When George Osborne delivered his Budget on 16 March, he announced that he would cut £4.4 billion from Personal Independence Payments (PIP). However, within less than 48 hours (and before the resignation of Iain Duncan Smith) he withdrew the proposal, which he has since described as a “mistake”.
Such a swift u-turn on such a major Budget measure is without precedent in living memory. This humiliation for Osborne follows last years slow motion retreat on tax credits. It happened because enough Tory MPs let Osborne know that they would vote against the PIP cuts to make him realise that if he pressed on, he would lose the parliamentary vote and face an even greater humiliation. And in significant part, the actions of those Tory MPs were due to Twitter.
PIP is a benefit that helps people with some of the extra costs caused by long-term ill-health or a physical or mental disability. It is designed to help with such things as preparing food, washing, getting dressed, communicating with other people and with mobility. If the proposal had become law more than half a million people would have faced cuts of up to £150 per week.
Osborne had reasons to feel confident that the cuts to PIP would be voted through without much fuss, except among those who “do not vote Tory anyway” - to borrow a phrase used by IDS.
The PIP cuts, explicitly said to be in order to fund tax-cuts, had been trailed in the press at the weekend before the Budget, without much reaction to concern Osborne.
Above all, only a couple of weeks previously, Tory MPs had loyally supported the government to override defeats in the Lords to force through a reduction of £30 per week for sick and disabled people receiving Employment and Support Allowance (ESA).
The ESA cuts apply to sick and disabled people who are not considered fit for work but are considered fit for activities such as training to prepare them for work. The reason why they had been receiving £30 more per week than other claimants was that, due to their illness or disability, it was recognised they would incur additional costs to help them in their task of preparing for work.

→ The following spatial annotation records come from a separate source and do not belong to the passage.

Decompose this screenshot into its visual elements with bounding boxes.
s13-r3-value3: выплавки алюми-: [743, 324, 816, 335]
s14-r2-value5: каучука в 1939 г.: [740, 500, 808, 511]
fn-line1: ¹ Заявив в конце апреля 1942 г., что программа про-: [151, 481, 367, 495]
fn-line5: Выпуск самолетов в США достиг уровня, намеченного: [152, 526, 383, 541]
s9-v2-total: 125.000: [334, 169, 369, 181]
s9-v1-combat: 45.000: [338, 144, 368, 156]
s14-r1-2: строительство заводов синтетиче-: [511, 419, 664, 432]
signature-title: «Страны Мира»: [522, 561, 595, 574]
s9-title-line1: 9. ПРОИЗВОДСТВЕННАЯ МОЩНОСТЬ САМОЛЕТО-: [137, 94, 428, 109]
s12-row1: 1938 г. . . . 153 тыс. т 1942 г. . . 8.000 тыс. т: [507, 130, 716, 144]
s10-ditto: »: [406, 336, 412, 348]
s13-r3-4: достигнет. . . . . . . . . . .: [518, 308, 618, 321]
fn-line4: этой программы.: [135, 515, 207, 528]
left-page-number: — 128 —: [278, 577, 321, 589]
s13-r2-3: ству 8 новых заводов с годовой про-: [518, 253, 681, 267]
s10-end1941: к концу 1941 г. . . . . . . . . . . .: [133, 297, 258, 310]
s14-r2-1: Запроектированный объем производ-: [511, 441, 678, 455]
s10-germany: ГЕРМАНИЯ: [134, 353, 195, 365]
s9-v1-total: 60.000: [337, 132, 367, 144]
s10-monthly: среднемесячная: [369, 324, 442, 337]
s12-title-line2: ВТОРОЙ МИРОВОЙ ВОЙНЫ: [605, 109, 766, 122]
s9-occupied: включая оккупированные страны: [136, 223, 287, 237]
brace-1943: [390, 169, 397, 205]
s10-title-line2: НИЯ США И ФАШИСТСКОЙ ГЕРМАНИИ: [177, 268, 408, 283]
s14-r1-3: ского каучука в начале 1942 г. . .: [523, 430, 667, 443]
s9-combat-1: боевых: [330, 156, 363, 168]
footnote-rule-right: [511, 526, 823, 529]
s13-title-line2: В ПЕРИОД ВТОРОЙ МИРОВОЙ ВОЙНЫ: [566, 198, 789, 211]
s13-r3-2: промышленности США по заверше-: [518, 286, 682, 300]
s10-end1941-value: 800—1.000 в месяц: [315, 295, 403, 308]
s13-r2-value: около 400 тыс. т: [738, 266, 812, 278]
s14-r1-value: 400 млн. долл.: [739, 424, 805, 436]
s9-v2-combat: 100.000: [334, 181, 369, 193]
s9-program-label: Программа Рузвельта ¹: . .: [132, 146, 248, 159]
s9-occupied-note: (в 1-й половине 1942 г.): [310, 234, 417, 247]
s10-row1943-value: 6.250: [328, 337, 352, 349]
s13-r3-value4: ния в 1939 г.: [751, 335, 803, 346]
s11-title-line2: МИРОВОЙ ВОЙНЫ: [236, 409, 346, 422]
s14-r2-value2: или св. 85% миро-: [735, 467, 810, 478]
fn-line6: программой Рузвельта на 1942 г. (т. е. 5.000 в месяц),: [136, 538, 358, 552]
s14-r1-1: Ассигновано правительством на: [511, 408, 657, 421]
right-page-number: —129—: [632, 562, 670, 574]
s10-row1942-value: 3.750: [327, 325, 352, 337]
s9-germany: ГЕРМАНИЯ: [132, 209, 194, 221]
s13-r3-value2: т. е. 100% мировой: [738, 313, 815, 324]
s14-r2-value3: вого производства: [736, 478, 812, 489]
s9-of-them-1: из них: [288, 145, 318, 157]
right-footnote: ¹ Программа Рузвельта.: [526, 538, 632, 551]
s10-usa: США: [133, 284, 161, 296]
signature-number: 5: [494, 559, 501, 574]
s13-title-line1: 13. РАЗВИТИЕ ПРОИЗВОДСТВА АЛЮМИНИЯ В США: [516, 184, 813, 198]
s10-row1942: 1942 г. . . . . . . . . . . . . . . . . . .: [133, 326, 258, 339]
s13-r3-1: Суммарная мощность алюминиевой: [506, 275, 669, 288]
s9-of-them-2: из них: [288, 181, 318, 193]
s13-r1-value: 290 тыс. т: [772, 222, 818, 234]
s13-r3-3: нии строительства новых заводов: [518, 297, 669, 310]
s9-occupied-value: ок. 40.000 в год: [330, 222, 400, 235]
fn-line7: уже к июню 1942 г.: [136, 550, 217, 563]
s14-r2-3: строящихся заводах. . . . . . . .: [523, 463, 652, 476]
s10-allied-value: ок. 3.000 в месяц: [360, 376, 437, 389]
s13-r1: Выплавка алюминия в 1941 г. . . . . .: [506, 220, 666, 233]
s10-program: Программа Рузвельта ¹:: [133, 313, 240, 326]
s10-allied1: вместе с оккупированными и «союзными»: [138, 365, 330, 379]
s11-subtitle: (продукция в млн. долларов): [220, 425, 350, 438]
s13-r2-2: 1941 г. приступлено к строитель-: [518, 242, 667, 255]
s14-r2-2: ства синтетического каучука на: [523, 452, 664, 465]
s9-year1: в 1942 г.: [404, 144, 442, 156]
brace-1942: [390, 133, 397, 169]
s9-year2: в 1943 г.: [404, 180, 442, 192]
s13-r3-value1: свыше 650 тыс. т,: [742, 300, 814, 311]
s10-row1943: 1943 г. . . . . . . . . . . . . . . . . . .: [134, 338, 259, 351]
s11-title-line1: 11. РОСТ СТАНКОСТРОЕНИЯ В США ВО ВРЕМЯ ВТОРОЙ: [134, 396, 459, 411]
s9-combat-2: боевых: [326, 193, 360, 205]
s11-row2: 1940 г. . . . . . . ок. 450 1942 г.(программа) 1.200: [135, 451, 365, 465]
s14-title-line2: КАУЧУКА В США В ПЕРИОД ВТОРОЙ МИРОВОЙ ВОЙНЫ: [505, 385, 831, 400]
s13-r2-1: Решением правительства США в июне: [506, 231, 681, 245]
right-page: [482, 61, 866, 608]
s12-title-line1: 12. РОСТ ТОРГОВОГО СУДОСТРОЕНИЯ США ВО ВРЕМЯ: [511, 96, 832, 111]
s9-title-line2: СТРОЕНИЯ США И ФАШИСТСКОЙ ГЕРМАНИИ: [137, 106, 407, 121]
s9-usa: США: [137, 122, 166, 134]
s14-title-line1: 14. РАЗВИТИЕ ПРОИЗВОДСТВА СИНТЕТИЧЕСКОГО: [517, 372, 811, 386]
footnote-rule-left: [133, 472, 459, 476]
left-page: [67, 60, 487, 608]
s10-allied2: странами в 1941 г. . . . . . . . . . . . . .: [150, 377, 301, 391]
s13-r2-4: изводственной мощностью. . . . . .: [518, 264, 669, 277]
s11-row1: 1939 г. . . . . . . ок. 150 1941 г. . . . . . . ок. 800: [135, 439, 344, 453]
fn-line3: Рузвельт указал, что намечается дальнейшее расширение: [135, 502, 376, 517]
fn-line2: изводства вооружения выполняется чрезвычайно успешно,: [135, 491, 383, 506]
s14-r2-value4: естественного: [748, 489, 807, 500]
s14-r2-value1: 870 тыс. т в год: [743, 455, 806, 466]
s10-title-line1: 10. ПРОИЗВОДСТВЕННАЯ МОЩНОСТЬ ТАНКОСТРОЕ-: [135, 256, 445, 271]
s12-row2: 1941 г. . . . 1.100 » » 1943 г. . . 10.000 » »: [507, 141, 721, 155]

The ESA cut had gone through in the teeth of powerfully expressed outrage by sick and disabled people, disability charities, members of the Lords, Jeremy Corbyn, Owen Smith (Labour’s shadow DWP) and others. It barely registered, however, in the billionaire-owned press or the flagship BBC news programmes, Today and the news bulletins.
Only three Tory MPs defied the party whip and voted against the cut to ESA.
So, Osborne would have felt confident about passing the cuts to PIP.
The evening after the Budget and the next day, the press and the BBC showed as little interest in PIP as they had to ESA. Given the number of people affected and the sums involved, the Today programme might have given airtime to a disabled person who would be personally affected by the PIP cuts. There was nothing like that. For the mainstream media, the Budget story was the Sugar Tax.
But the agenda was different - and far more democratic - on Twitter (and other social media).
For those who do not know, on Twitter, anybody can set up a Twitter account and then they can send out their own messages (called tweets) and they can receive the tweets of anyone else they decide to follow.
Almost all MPs have a Twitter account.
On the evening after the Budget, a succession of well-designed tweets started to appear on Twitter. Each one featured a picture of one of the Tory MPs who had forced through the £30 cut to ESA , together with their constituency and any other relevant information, such as their expenses claims and whether they were associated with disability charities. In some of the pictures the MP was seen posing with disabled constituents. The text varied but typically it said “XX MP claims to care about the sick and disabled but not enough to stop them voting to force through a £30 per week cut for sick and disabled people on ESA”.
Most of these Tweets were retweeted hundreds if not thousands of times. Each time that happened the MP named would receive a copy. The tweets would soon be picked up by people in their constituency.
There were complaints. One Tory MP allegedly threatened legal action. Some people objected to the “trolling” of MPs. The tweets, of course, were simply repeating facts already in the public domain. All these nonsense objections were retweeted in their turn.
Osborne had first described the tax-credit and the PIP cuts as “necessary”, but he later conceded, when forced to drop them, that they were not necessary at all but political choices.
Twitter highlighted how MPs had passed one shameful, unnecessary measure, attacking the sick and disabled, and were on the brink of passing another.
Twitter did what the press and the BBC had conspicuously failed to do. It performed a democratic service.
Tory MPs felt the democratic heat. Osborne did the counting of votes and withdrew the PIP cut.